This is my beard goal! It's one of many reasons I look forward to retirement! My employer is fairly lenient with my beard now - it's several inches - but I do keep it trimmed so as not to get too out of control. The above pic was at my absolute longest. I can't wait to see what I could grow without holding back! Beard on brothers!


----------



## JoannaV (Jan 30, 2015)

So, should I buy my husband some jojoba oil? He has used coconut oil but does not feel that is sufficient, he wants to try a beard oil. Would jojoba oil be noticeably better?


----------



## Andres (Jan 30, 2015)

JoannaV said:


> So, should I buy my husband some jojoba oil? He has used coconut oil but does not feel that is sufficient, he wants to try a beard oil. Would jojoba oil be noticeably better?
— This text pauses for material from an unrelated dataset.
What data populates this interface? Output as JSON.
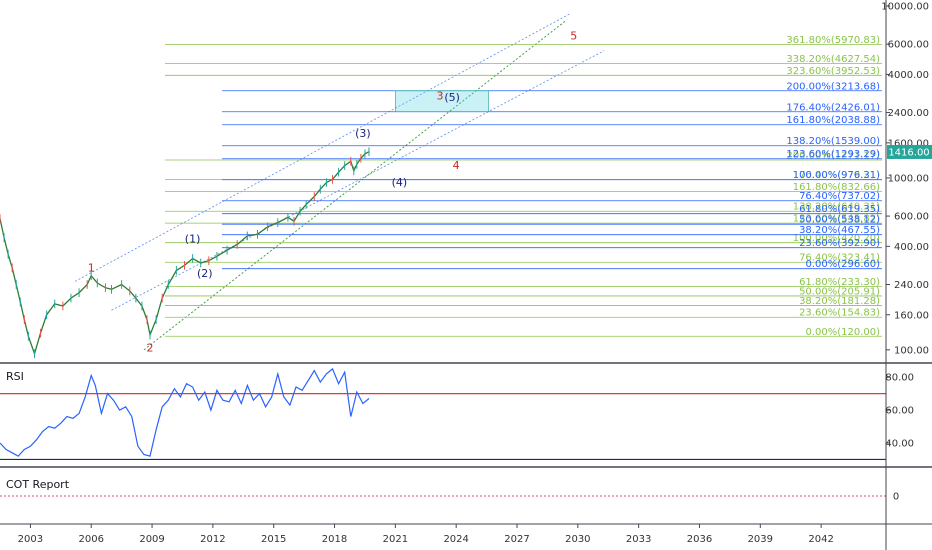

Yes, jojoba is the best oil for beards. Grapeseed and hemp oil are also options, but again jojoba is the best all around. It doesn't have a scent either and it just moisturizes the best. If you buy one of the marketed bear oils, its just a combination of the oils I mentioned with maybe a little scent thrown in.


----------



## Kevin (Jan 31, 2015)

Andrew, you look like you could begin your own Caribbean Revolution with that beard!


----------



## Backwoods Presbyterian (Jan 31, 2015)

When I worked at FedEx my beard was much longer (not quite as long as Andrew's) than it is now (probably 1" in length at present) and one of my favorite things about it was having the condensation freeze on it while flying around on my forklift in the winter. There is nothing quite as cool as having a literal icicle grow on your face.


----------